UU MK Kembali Direvisi, Akan Ada Mekanisme Evaluasi Hakim
UU MK kembali direvisi meski revisi terakhir baru dilakukan dua tahun lalu. Salah satu poin revisi, akan ada mekanisme evaluasi bagi hakim MK.
Oleh
NIKOLAUS HARBOWO, SUSANA RITA KUMALASANTI
·3 menit baca
JAKARTA, KOMPAS — Badan Legislasi DPR menyepakati Rancangan Undang-Undang tentang Perubahan Keempat UU Mahkamah Konstitusi untuk menjadi usul inisiatif DPR. Dua poin krusial yang akan diubah atau ditambahkan dalam RUU tersebut meliputi perubahan terkait batas usia hakim konstitusi dan penambahan materi terkait evaluasi hakim konstitusi oleh masing-masing lembaga pengusul.
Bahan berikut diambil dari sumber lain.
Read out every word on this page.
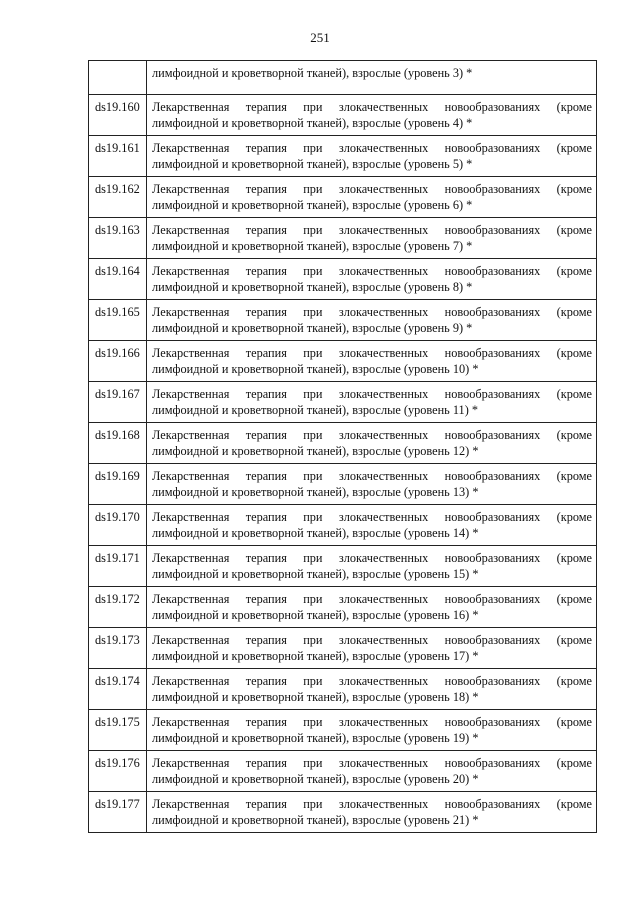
251

	лимфоидной и кроветворной тканей), взрослые (уровень 3) *

ds19.160	Лекарственная терапия при злокачественных новообразованиях (кроме
лимфоидной и кроветворной тканей), взрослые (уровень 4) *

ds19.161	Лекарственная терапия при злокачественных новообразованиях (кроме
лимфоидной и кроветворной тканей), взрослые (уровень 5) *

ds19.162	Лекарственная терапия при злокачественных новообразованиях (кроме
лимфоидной и кроветворной тканей), взрослые (уровень 6) *

ds19.163	Лекарственная терапия при злокачественных новообразованиях (кроме
лимфоидной и кроветворной тканей), взрослые (уровень 7) *

ds19.164	Лекарственная терапия при злокачественных новообразованиях (кроме
лимфоидной и кроветворной тканей), взрослые (уровень 8) *

ds19.165	Лекарственная терапия при злокачественных новообразованиях (кроме
лимфоидной и кроветворной тканей), взрослые (уровень 9) *

ds19.166	Лекарственная терапия при злокачественных новообразованиях (кроме
лимфоидной и кроветворной тканей), взрослые (уровень 10) *

ds19.167	Лекарственная терапия при злокачественных новообразованиях (кроме
лимфоидной и кроветворной тканей), взрослые (уровень 11) *

ds19.168	Лекарственная терапия при злокачественных новообразованиях (кроме
лимфоидной и кроветворной тканей), взрослые (уровень 12) *

ds19.169	Лекарственная терапия при злокачественных новообразованиях (кроме
лимфоидной и кроветворной тканей), взрослые (уровень 13) *

ds19.170	Лекарственная терапия при злокачественных новообразованиях (кроме
лимфоидной и кроветворной тканей), взрослые (уровень 14) *

ds19.171	Лекарственная терапия при злокачественных новообразованиях (кроме
лимфоидной и кроветворной тканей), взрослые (уровень 15) *

ds19.172	Лекарственная терапия при злокачественных новообразованиях (кроме
лимфоидной и кроветворной тканей), взрослые (уровень 16) *

ds19.173	Лекарственная терапия при злокачественных новообразованиях (кроме
лимфоидной и кроветворной тканей), взрослые (уровень 17) *

ds19.174	Лекарственная терапия при злокачественных новообразованиях (кроме
лимфоидной и кроветворной тканей), взрослые (уровень 18) *

ds19.175	Лекарственная терапия при злокачественных новообразованиях (кроме
лимфоидной и кроветворной тканей), взрослые (уровень 19) *

ds19.176	Лекарственная терапия при злокачественных новообразованиях (кроме
лимфоидной и кроветворной тканей), взрослые (уровень 20) *

ds19.177	Лекарственная терапия при злокачественных новообразованиях (кроме
лимфоидной и кроветворной тканей), взрослые (уровень 21) *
Semua fraksi partai politik di Badan Legislasi DPR menyetujui RUU MK untuk dibawa ke rapat paripurna terdekat dan ditetapkan sebagai RUU inisiatif DPR. Hal tersebut diputuskan dalam rapat panitia kerja harmonisasi RUU MK, di Kompleks Parlemen, Jakarta, Kamis (22/9/2022).
Pengusul RUU MK, Abdul Wahid, menjelaskan, setidaknya ada dua poin perubahan dalam UU MK. Pertama, mengenai batas bawah usia calon hakim konstitusi, yang semula berusia 55 tahun saat ini menjadi berusia paling rendah 50 tahun.
Kedua, menambahkan materi mengenai evaluasi hakim konstitusi, yakni bahwa Mahkamah Agung (MA), DPR, dan Presiden dapat melakukan evaluasi terhadap hakim konstitusi. Hakim konstitusi yang sedang menjabat dievaluasi setiap lima tahun sejak tanggal pengangkatannya oleh masing-masing lembaga pengusul.
Anggota Baleg DPR dari Fraksi Partai Demokrasi Indonesia Perjuangan (PDI-P), Mohammad Idham Samawi, berpandangan, evaluasi hakim konstitusi dapat dilakukan setiap lima tahun sekali atau sewaktu-waktu oleh lembaga pengusul. Hal ini bisa didasarkan pada perkembangan dinamika di masyarakat.
”Hal ini berarti terjadi checks and balances supaya tidak terjadi kesewenangan hakim MK. Mekanisme diatur melalui peraturan masing-masing lembaga tersebut,” ujar Idham.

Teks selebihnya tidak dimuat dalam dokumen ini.